Re: IORING_OP_POLL_ADD slower than linux-aio IOCB_CMD_POLL

Avi Kivity <avi@xxxxxxxxxxxx> · Wed, 15 Jun 2022 13:12:23 +0300

On 19/04/2022 20.14, Jens Axboe wrote:
On 4/19/22 9:21 AM, Jens Axboe wrote:
On 4/19/22 6:31 AM, Jens Axboe wrote:
On 4/19/22 6:21 AM, Avi Kivity wrote:
On 19/04/2022 15.04, Jens Axboe wrote:
On 4/19/22 5:57 AM, Avi Kivity wrote:
On 19/04/2022 14.38, Jens Axboe wrote:
On 4/19/22 5:07 AM, Avi Kivity wrote:
A simple webserver shows about 5% loss compared to linux-aio.


I expect the loss is due to an optimization that io_uring lacks -
inline completion vs workqueue completion:
I don't think that's it, io_uring never punts to a workqueue for
completions.
I measured this:



   Performance counter stats for 'system wide':

           1,273,756 io_uring:io_uring_task_add

        12.288597765 seconds time elapsed

Which exactly matches with the number of requests sent. If that's the
wrong counter to measure, I'm happy to try again with the correct
counter.
io_uring_task_add() isn't a workqueue, it's task_work. So that is
expected.
Might actually be implicated. Not because it's a async worker, but
because I think we might be losing some affinity in this case. Looking
at traces, we're definitely bouncing between the poll completion side
and then execution the completion.

Can you try this hack? It's against -git + for-5.19/io_uring. If you let
me know what base you prefer, I can do a version against that. I see
about a 3% win with io_uring with this, and was slower before against
linux-aio as you saw as well.
Another thing to try - get rid of the IPI for TWA_SIGNAL, which I
believe may be the underlying cause of it.

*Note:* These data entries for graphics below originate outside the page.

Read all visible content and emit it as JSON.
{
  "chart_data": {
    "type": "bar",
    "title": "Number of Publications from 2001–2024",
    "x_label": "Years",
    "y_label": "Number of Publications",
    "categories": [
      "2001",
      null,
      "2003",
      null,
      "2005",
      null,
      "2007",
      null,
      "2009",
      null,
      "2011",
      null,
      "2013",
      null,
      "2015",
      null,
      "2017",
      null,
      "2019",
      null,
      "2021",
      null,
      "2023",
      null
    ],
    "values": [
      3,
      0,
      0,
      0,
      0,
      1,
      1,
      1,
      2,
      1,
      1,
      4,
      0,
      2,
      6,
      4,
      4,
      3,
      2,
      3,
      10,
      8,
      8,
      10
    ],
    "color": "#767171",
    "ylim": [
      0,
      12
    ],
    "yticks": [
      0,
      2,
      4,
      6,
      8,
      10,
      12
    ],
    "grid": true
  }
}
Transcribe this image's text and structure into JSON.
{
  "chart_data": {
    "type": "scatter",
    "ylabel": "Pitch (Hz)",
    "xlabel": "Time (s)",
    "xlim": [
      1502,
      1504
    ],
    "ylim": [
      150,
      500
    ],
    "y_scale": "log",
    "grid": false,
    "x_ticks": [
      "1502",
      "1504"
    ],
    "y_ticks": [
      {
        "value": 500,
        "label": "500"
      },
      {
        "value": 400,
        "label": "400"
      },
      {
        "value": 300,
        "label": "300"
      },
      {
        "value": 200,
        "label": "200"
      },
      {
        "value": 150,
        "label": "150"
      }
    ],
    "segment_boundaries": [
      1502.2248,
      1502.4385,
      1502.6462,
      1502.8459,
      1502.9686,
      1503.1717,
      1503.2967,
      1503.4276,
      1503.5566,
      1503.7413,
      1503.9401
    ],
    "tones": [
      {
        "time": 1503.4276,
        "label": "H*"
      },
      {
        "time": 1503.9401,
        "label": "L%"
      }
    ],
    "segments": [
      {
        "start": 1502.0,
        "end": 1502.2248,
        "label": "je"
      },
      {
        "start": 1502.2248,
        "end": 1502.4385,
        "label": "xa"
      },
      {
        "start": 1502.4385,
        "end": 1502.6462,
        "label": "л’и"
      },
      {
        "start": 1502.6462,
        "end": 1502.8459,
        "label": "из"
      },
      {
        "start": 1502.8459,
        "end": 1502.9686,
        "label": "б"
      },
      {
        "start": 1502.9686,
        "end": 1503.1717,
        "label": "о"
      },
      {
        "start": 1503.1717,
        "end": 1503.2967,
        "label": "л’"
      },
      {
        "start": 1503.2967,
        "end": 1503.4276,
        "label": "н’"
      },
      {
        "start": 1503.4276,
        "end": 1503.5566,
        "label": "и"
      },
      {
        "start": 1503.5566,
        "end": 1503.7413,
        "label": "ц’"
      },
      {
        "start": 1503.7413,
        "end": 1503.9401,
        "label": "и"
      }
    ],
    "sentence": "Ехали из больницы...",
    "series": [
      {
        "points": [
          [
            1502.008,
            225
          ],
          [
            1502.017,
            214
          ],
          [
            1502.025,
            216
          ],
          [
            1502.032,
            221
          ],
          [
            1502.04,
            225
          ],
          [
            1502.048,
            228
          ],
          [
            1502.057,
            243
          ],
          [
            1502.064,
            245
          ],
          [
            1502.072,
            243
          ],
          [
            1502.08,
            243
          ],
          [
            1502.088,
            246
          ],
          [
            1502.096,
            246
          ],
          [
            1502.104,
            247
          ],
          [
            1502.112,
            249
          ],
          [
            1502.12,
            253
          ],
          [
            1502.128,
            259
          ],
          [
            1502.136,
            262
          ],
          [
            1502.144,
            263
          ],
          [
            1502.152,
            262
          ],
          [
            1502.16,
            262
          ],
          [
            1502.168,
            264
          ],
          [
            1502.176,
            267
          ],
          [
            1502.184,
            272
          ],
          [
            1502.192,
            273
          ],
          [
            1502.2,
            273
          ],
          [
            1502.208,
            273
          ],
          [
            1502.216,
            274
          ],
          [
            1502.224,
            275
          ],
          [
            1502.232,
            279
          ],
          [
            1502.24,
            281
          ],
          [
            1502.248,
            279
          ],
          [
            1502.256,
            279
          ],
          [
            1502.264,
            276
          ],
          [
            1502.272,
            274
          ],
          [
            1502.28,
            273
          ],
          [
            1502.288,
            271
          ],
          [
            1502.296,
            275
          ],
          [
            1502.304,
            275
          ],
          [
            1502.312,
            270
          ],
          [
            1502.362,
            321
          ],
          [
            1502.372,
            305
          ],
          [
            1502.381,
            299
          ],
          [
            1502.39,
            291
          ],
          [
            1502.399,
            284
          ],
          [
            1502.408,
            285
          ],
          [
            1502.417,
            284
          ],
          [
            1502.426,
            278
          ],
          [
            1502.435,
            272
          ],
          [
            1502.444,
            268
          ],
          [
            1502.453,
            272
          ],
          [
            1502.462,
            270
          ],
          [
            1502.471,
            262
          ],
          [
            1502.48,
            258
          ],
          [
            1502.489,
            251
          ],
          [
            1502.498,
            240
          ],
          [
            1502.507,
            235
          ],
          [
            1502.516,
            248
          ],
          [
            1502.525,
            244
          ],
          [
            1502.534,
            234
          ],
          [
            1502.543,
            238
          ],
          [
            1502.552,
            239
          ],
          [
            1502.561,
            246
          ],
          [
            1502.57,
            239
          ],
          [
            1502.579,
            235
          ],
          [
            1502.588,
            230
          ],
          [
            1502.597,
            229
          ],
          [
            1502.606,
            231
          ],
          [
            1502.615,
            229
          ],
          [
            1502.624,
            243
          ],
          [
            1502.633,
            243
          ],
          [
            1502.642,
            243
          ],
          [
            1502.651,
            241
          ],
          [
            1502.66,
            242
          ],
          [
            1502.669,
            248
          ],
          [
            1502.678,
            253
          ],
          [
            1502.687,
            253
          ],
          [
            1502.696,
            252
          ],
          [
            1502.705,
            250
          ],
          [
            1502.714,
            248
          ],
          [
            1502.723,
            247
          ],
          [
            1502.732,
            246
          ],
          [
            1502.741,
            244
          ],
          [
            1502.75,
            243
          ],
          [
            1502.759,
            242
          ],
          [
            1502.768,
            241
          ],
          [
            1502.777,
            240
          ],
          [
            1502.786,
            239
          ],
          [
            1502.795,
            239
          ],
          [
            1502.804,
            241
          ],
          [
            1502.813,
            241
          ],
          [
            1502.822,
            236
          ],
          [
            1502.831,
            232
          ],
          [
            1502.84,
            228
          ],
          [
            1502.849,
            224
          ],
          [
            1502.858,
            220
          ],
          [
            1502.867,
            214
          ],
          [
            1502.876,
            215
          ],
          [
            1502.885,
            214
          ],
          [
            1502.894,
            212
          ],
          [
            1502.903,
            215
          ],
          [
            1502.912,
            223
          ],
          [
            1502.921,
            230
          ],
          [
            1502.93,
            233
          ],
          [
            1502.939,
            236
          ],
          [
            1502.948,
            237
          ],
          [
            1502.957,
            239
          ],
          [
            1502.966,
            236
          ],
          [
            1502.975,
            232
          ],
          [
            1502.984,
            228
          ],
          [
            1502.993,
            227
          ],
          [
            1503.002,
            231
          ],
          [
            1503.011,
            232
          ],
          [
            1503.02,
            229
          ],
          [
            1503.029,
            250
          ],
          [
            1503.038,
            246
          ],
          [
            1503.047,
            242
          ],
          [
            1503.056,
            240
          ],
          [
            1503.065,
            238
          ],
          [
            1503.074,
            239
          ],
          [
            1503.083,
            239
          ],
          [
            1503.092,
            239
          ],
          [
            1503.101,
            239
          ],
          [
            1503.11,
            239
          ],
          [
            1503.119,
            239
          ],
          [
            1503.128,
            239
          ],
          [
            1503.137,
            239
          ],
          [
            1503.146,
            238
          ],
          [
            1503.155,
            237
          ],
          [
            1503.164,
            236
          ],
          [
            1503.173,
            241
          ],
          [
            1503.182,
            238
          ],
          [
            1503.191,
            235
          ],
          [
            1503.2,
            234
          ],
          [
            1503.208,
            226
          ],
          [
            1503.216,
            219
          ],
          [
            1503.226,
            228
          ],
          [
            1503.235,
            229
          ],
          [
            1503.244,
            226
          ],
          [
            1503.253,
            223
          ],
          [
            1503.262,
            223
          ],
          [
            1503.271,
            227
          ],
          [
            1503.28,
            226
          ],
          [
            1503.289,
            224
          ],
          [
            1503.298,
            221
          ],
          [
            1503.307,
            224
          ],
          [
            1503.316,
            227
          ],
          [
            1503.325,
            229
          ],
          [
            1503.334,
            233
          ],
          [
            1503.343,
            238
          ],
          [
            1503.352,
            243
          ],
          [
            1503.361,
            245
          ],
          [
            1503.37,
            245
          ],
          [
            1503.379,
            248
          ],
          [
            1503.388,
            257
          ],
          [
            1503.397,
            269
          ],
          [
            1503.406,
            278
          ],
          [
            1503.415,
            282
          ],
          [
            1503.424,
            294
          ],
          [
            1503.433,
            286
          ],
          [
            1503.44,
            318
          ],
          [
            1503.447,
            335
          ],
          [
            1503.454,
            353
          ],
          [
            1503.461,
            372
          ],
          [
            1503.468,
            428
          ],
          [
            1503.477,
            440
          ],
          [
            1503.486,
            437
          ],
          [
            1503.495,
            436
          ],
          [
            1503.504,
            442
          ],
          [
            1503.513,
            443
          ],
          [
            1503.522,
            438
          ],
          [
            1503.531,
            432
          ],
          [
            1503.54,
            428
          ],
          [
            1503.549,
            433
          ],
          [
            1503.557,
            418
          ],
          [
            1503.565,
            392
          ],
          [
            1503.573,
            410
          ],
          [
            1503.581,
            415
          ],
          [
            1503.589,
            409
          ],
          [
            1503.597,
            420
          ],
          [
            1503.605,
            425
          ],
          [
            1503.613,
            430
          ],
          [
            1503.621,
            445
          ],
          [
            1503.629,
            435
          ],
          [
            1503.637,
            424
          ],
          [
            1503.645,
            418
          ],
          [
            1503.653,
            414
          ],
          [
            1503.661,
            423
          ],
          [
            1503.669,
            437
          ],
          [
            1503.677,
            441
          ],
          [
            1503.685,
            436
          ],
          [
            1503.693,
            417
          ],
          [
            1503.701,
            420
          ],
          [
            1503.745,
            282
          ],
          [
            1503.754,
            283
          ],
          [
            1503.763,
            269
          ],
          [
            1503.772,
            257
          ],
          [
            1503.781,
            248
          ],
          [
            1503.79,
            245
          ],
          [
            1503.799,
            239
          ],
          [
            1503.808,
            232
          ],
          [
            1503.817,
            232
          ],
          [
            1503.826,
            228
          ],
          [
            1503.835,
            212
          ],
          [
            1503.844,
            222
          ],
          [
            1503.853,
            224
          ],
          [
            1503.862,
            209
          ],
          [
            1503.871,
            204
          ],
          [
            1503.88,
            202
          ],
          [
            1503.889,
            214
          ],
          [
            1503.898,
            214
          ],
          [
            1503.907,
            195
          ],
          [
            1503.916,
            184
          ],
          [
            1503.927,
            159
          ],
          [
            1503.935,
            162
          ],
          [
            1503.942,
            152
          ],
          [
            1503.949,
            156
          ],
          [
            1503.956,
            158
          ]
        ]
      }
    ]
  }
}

Resurrecting an old thread. I have a question about timeliness of 
completions. Let's assume a request has completed. From the patch, it 
appears that io_uring will only guarantee that a completion appears on 
the completion ring if the thread has entered kernel mode since the 
completion happened. So user-space polling of the completion ring can 
cause unbounded delays.


If this is correct (it's not unreasonable, but should be documented), 
then there should also be a simple way to force a kernel entry. But how 
to do this using liburing? IIUC if I the following apply:


 1. I have no pending sqes

 2. There are pending completions

 3. There is a completed event for which a completion has not been 
appended to the completion queue ring


Then io_uring_wait_cqe() will elide io_uring_enter() and the 
completed-but-not-reported event will be delayed.

diff --git a/fs/io-wq.c b/fs/io-wq.c
index 32aeb2c581c5..59987dd212d8 100644
--- a/fs/io-wq.c
+++ b/fs/io-wq.c
@@ -871,7 +871,7 @@ static bool io_wq_for_each_worker(struct io_wqe *wqe,
  
  static bool io_wq_worker_wake(struct io_worker *worker, void *data)
  {
-	set_notify_signal(worker->task);
+	set_notify_signal(worker->task, true);
  	wake_up_process(worker->task);
  	return false;
  }
@@ -991,7 +991,7 @@ static bool __io_wq_worker_cancel(struct io_worker *worker,
  {
  	if (work && match->fn(work, match->data)) {
  		work->flags |= IO_WQ_WORK_CANCEL;
-		set_notify_signal(worker->task);
+		set_notify_signal(worker->task, true);
  		return true;
  	}
  
diff --git a/include/linux/sched/signal.h b/include/linux/sched/signal.h
index 3c8b34876744..ac1f14973e09 100644
--- a/include/linux/sched/signal.h
+++ b/include/linux/sched/signal.h
@@ -359,10 +359,10 @@ static inline void clear_notify_signal(void)
   * Called to break out of interruptible wait loops, and enter the
   * exit_to_user_mode_loop().
   */
-static inline void set_notify_signal(struct task_struct *task)
+static inline void set_notify_signal(struct task_struct *task, bool need_ipi)
  {
  	if (!test_and_set_tsk_thread_flag(task, TIF_NOTIFY_SIGNAL) &&
-	    !wake_up_state(task, TASK_INTERRUPTIBLE))
+	    !wake_up_state(task, TASK_INTERRUPTIBLE) && need_ipi)
  		kick_process(task);
  }
  
diff --git a/kernel/livepatch/transition.c b/kernel/livepatch/transition.c
index 5d03a2ad1066..bff53f539933 100644
--- a/kernel/livepatch/transition.c
+++ b/kernel/livepatch/transition.c
@@ -367,7 +367,7 @@ static void klp_send_signals(void)
  			 * Send fake signal to all non-kthread tasks which are
  			 * still not migrated.
  			 */
-			set_notify_signal(task);
+			set_notify_signal(task, true);
  		}
  	}
  	read_unlock(&tasklist_lock);
diff --git a/kernel/task_work.c b/kernel/task_work.c
index c59e1a49bc40..47d7024dc499 100644
--- a/kernel/task_work.c
+++ b/kernel/task_work.c
@@ -51,7 +51,7 @@ int task_work_add(struct task_struct *task, struct callback_head *work,
  		set_notify_resume(task);
  		break;
  	case TWA_SIGNAL:
-		set_notify_signal(task);
+		set_notify_signal(task, false);
  		break;
  	default:
  		WARN_ON_ONCE(1);